Başta Sosyal Demokrat siyaset olmak üzere tüm siyaset, ordu, yargı, basın, yayın, yazar, çizer velhasıl her kurum büyük bir şaşkınlık yaşadı. Sanırım bu şaşkınlık halen devam etmekte.

Toplumdaki bu sosyolojik altüst oluş analiz edilmesi gerekirken daha çok devletçi refleksler yükseltildi.

Oysa ki yapılması gereken bu şoktan kurtulmaktı. Devletçi refleksleri yükseltmek değildi. Soğuk savaştan sonraki dünyayı ve buna bağlı olarak bölgenin yeni politikalarını, soğuk savaşa göre mevzilendirilmiş Türk toplumundaki yeni değişimleri analiz etmekti. Giderek merkez partilerinden ve de buna bağlı olarak sosyal demokratlardan uzaklaşan Anadolu'nun muhafazakâr halkını, aidiyet duygusunun giderek zayıfladığı doğu halkının sorunlarını ülkedeki yeni sermaye gruplarının pazar kavgasını ve tüm bunların siyasete yansıyan yanlarını analiz etmekti.

Ama bu analizleri yapabilmek ve halka yeni yaklaşım yollarını bulabilmek için ise öncelikle aşırı kullanılan resmi ve devletçi bakışı yumuşatmak gerekirdi.

İşte, başlık olarak koyduğumuz "Sosyal Demokrasinin Bunalımı",   aslında "Sosyal Demokrat" siyasetin bunalımı burada başlamıştı.

Bugün bu bunalım aşılamaz mı? Aşılabilir.
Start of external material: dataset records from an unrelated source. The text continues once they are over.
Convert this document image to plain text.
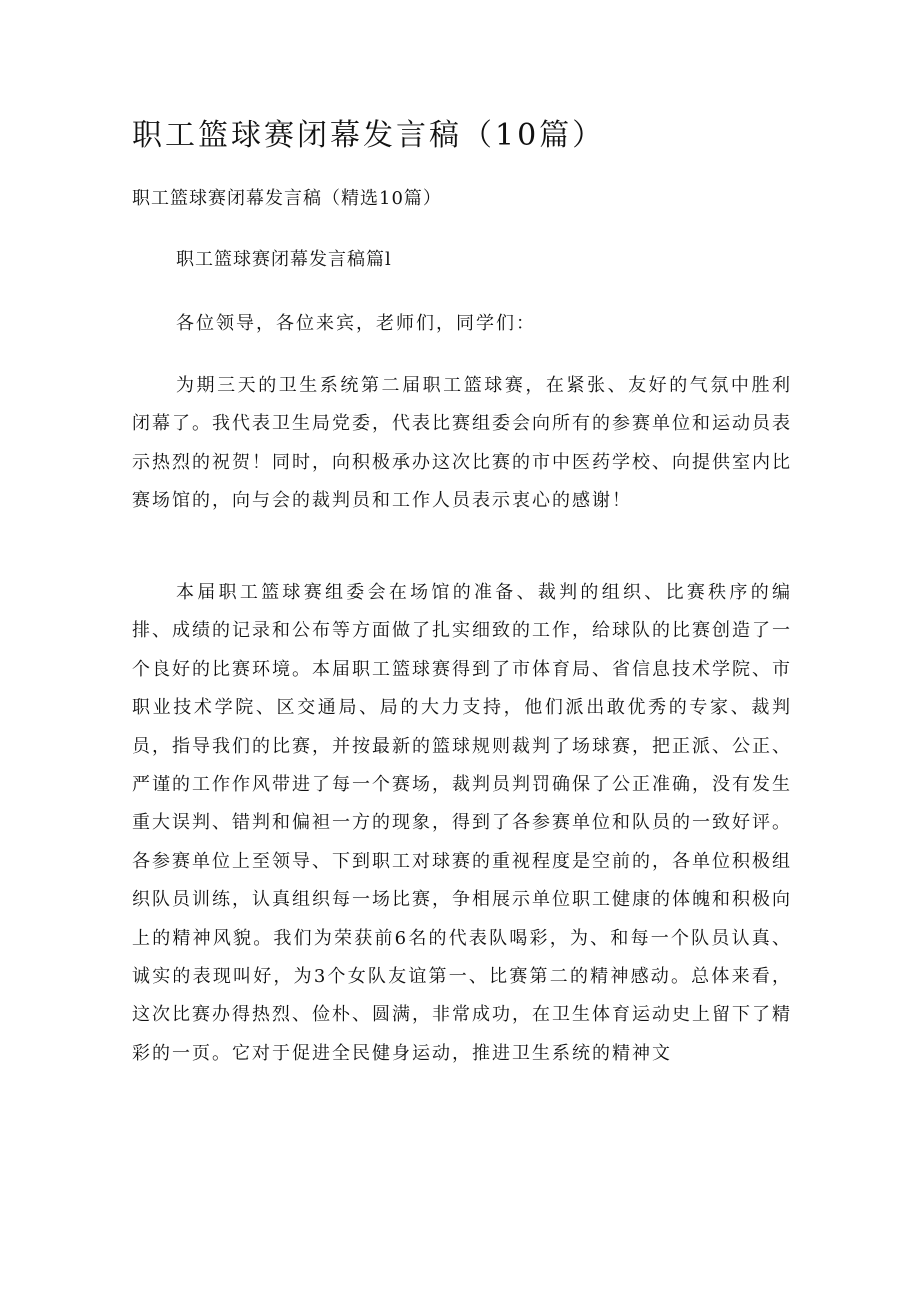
职工篮球赛闭幕发言稿（10篇）

职工篮球赛闭幕发言稿（精选10篇）

职工篮球赛闭幕发言稿篇l

各位领导，各位来宾，老师们，同学们：

为期三天的卫生系统第二届职工篮球赛，在紧张、友好的气氛中胜利闭幕了。我代表卫生局党委，代表比赛组委会向所有的参赛单位和运动员表示热烈的祝贺！同时，向积极承办这次比赛的市中医药学校、向提供室内比赛场馆的，向与会的裁判员和工作人员表示衷心的感谢！

本届职工篮球赛组委会在场馆的准备、裁判的组织、比赛秩序的编排、成绩的记录和公布等方面做了扎实细致的工作，给球队的比赛创造了一个良好的比赛环境。本届职工篮球赛得到了市体育局、省信息技术学院、市职业技术学院、区交通局、局的大力支持，他们派出敢优秀的专家、裁判员，指导我们的比赛，并按最新的篮球规则裁判了场球赛，把正派、公正、严谨的工作作风带进了每一个赛场，裁判员判罚确保了公正准确，没有发生重大误判、错判和偏袒一方的现象，得到了各参赛单位和队员的一致好评。各参赛单位上至领导、下到职工对球赛的重视程度是空前的，各单位积极组织队员训练，认真组织每一场比赛，争相展示单位职工健康的体魄和积极向上的精神风貌。我们为荣获前6名的代表队喝彩，为、和每一个队员认真、诚实的表现叫好，为3个女队友谊第一、比赛第二的精神感动。总体来看，这次比赛办得热烈、俭朴、圆满，非常成功，在卫生体育运动史上留下了精彩的一页。它对于促进全民健身运动，推进卫生系统的精神文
Ancak bazı ezberlerin bozulması gerekir. Parti içindeki bazı tabuların yıkılması gerekir. Bu nedenle "Sosyal Demokrat" siyaset, Gürsel Tekin'in, Kılıçdaroğlu'nun ve de zaman zaman parti içinden yükselen "değişim, değişim" sözlerine kulak vermeli, ne demek istediklerine de biraz kafa yormalıdır.